In a landslide, gravity, friction and flow dynamics mean running straight downhill keeps you in the moving debris; angling diagonally or across the slope can shift you into slower, thinner, more survivable zones.
A moving slope does not behave like a solid hill; it behaves like a river of debris. When rock, soil and broken trees start sliding, the whole surface becomes a conveyor belt driven by gravity. Anyone who runs straight downhill stays on that belt, matching its direction and often its speed, which keeps the person locked inside the fastest, thickest part of the flow.
The physics is closer to granular flow and fluid dynamics than to hiking. As material accelerates, shear stress concentrates in the central channel, where velocity and impact energy peak. Running downslope aligns your body with that high energy corridor. Moving diagonally, or even directly across the slope, changes the vector of your motion relative to the slide, increasing your lateral displacement and your odds of reaching slower edge zones where friction against fixed ground, boulders and vegetation is higher.

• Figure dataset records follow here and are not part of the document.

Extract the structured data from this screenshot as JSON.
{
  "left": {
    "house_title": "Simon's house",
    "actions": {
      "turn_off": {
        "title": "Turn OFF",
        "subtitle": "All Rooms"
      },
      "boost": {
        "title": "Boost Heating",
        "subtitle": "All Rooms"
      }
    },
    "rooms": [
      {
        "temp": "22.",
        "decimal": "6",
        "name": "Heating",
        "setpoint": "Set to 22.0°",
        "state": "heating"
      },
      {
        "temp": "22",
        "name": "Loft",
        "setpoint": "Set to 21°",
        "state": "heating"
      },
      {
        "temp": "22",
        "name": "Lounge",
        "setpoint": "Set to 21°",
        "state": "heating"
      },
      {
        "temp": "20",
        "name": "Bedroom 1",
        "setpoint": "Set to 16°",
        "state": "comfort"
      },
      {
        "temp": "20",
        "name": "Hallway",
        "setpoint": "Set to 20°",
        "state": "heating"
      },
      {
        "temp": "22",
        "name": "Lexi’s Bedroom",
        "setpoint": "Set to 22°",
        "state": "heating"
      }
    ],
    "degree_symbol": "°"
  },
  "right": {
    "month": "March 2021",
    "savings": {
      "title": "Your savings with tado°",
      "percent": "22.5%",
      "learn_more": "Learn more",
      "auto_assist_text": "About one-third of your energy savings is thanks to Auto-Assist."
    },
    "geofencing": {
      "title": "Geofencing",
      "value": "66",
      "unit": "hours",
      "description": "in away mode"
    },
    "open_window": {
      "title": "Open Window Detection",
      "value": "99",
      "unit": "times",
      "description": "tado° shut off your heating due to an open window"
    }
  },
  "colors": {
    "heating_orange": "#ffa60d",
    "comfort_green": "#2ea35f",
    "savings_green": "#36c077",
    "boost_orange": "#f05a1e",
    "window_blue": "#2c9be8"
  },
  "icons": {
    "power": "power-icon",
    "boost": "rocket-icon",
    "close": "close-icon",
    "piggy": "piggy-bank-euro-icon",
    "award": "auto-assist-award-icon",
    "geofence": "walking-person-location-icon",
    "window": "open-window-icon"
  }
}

At the margins, the flow often thins, turbulence rises and local friction coefficients increase, which can create brief pockets where feet can grip instead of surf. Even small gains in lateral distance can shift you from a dense, high momentum core into a more diluted fringe, sharply reducing burial risk and impact forces. In that short window, survival is less about speed and more about escaping the main channel of moving earth.